Digital banks keep dealing with a lot of painful regulatory measures and impediments when applying for their operating permits; however, in this case, the Bitcoin Bank Custodia decided to deal with that issue… in a court of law.
On May 7, Caitlin Long’s Bitcoin Bank Custodia filed a lawsuit against the Federal Reserve Board of Governors and the Federal Reserve Bank of Kansas City, accusing them of illegally delaying its application to open a master account that would allow the bank to operate legally in the country. Caitlin Long is also founder of Avanti Financial Group, the second crypto bank to legally operate in the United States besides Kraken.
According to the lawsuit, Custodia claims that the FED is acting against its own legal stipulations since, according to their own words, the issuance of the document requested by the bank “ordinarily takes [five to seven] business days.” However, they have managed to find ways to delay its issuance.
The Application Process is More Than 19 Months Behind Schedule
The lawsuit focuses on a 19 month delay that Custodia has had to bear when applying for a document that any other bank could have obtained in less than a week.
That is why the bank says the Fed “clearly violated the [one]-year statutory deadline for doing so.” They even indicated that they had received the routing number issued by the American Bankers Association (ABA), which is only given to financial institutions eligible to open a master account.
On top of that, Custodia claims the Fed is delaying its applications in the interest of legacy financial institutions “whose interests are represented on the Board of Directors of the Kansas City Fed.”
This master account is of vital importance to the bank, as it would allow direct access to the Fed without the need to go through intermediary banks, being able to streamline its operations by providing a secure bridge between digital assets and the U.S. dollar payment system.
Custodia Has Been Compliant With US Regulatorions For Years
According to the lawsuit document, the Kansas City Fed had knowledge of Custodia’s business plan many months before its application, and until 2021 they never mentioned any drawbacks.
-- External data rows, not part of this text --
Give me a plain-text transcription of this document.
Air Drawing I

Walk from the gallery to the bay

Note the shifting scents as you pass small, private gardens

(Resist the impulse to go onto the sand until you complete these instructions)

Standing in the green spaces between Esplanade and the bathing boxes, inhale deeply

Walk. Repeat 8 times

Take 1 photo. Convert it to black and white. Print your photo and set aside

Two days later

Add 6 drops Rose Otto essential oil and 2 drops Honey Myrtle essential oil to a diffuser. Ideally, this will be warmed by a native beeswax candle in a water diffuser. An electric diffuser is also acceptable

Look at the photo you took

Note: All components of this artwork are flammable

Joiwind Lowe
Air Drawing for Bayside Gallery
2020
This situation changed completely when the Board asserted control over the decision-making processes, violating the 1-year legal deadline to approve the application.
In addition, Custodia indicated that according to federal law, they are clearly eligible to have access to the FED, and the same law prohibits the Board from discriminating against these types of institutions.
This litigation pretends to bring to light not only the impermissible delay that has been perpetrated on Custodia by the FED Board “but also the fact that the defendants have an unregulated process for deciding who can compete in the financial services market.”